Dangerous describes anything that can cause harm, loss, injury, or other adverse effects to people, animals, property, or the environment. The word is used in everyday speech, technical fields, and law to signal potential or immediate threat. For a basic exploration of the concept see danger and related terms.

Definitions and distinctions

In safety and risk management it helps to separate three ideas: a hazard is a source of potential harm; danger refers to the state or quality of being likely to cause harm; and risk combines the probability of exposure with the severity of possible consequences. Recognizing these differences is important when assessing situations and deciding on controls.

Common categories

  • Physical: falling objects, heights, extreme temperatures, moving machinery.
  • Chemical: toxic, flammable or reactive substances.
  • Biological: pathogens, contaminated food or water.
  • Social and behavioral: violence, reckless driving, risky sports.
  • Environmental and systemic: floods, earthquakes, industrial accidents.

Whether something is perceived as dangerous depends on exposure, vulnerability, context and cultural attitudes. What is routine for experts may be dangerous for untrained people.

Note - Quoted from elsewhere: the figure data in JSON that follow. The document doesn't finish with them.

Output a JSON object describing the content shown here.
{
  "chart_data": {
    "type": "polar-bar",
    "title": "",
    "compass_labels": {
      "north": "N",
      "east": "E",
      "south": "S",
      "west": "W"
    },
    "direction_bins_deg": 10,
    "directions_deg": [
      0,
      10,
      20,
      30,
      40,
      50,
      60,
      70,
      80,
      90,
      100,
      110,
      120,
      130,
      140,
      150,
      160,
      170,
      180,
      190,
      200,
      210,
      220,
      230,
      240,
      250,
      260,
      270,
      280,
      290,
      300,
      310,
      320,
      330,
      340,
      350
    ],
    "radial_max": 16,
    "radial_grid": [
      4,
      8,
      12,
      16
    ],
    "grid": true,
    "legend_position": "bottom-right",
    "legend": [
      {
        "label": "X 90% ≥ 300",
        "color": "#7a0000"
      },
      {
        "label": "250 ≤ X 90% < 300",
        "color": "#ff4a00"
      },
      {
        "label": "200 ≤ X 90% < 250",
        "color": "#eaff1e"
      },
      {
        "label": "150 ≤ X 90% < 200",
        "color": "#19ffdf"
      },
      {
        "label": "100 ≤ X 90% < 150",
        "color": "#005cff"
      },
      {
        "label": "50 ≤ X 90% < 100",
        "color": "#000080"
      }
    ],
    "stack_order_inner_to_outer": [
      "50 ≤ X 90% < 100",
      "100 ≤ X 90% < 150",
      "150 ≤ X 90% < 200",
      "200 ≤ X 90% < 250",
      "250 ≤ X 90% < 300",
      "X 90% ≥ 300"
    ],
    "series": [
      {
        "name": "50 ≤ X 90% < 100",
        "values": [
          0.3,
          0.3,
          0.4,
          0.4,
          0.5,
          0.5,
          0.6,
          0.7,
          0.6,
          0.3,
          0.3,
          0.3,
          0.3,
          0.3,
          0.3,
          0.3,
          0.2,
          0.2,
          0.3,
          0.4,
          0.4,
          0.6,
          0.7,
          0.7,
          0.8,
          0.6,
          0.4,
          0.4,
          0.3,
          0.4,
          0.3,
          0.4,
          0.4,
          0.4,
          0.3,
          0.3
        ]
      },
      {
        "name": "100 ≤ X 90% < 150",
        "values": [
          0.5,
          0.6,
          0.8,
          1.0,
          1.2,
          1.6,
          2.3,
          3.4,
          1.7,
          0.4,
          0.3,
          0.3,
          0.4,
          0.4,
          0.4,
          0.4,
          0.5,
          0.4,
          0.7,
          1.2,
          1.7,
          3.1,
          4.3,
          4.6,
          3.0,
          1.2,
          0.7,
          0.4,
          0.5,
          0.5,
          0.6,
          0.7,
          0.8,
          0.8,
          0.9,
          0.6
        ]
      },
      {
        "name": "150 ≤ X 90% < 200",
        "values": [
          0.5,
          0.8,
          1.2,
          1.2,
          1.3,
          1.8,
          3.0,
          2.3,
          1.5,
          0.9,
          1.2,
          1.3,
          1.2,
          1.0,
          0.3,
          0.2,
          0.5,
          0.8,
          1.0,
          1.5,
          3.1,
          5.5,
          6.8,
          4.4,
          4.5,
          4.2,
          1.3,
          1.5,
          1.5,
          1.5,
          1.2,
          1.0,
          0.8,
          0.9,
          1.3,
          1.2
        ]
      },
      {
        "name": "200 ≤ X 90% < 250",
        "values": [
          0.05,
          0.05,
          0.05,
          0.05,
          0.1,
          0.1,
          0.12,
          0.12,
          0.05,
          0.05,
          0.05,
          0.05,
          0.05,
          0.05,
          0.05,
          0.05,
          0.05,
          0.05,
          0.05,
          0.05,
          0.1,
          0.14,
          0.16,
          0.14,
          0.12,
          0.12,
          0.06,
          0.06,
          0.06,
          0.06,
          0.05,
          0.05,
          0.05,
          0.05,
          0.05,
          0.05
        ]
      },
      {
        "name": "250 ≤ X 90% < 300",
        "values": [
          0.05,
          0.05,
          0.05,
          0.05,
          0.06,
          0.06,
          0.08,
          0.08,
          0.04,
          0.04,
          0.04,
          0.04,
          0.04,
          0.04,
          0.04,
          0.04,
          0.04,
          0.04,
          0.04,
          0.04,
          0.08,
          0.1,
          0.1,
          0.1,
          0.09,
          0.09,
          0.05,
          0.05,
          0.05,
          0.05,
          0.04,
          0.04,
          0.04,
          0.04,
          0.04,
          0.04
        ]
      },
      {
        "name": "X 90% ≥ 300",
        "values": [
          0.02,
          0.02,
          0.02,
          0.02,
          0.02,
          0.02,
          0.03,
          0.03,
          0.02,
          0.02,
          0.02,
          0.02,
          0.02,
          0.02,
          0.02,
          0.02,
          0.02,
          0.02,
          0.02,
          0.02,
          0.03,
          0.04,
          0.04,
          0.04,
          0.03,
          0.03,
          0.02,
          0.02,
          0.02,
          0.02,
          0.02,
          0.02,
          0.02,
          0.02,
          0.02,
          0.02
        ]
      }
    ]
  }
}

History and social response

The concept of danger has long shaped human behavior, law and technology. Industrialization and modern science produced systematic approaches to identify hazards and reduce harm, leading to safety engineering, public health measures, and regulatory frameworks.

Practical responses include engineering controls, administrative rules, personal protective equipment, training, emergency planning and legal regulation. Effective mitigation balances reducing likelihood and limiting consequences.

Notable features of danger include its objective and subjective sides: technical assessments aim to measure risk, while psychology studies show people often misjudge danger because of familiarity, optimism bias or emotion. Understanding both dimensions improves prevention and communication.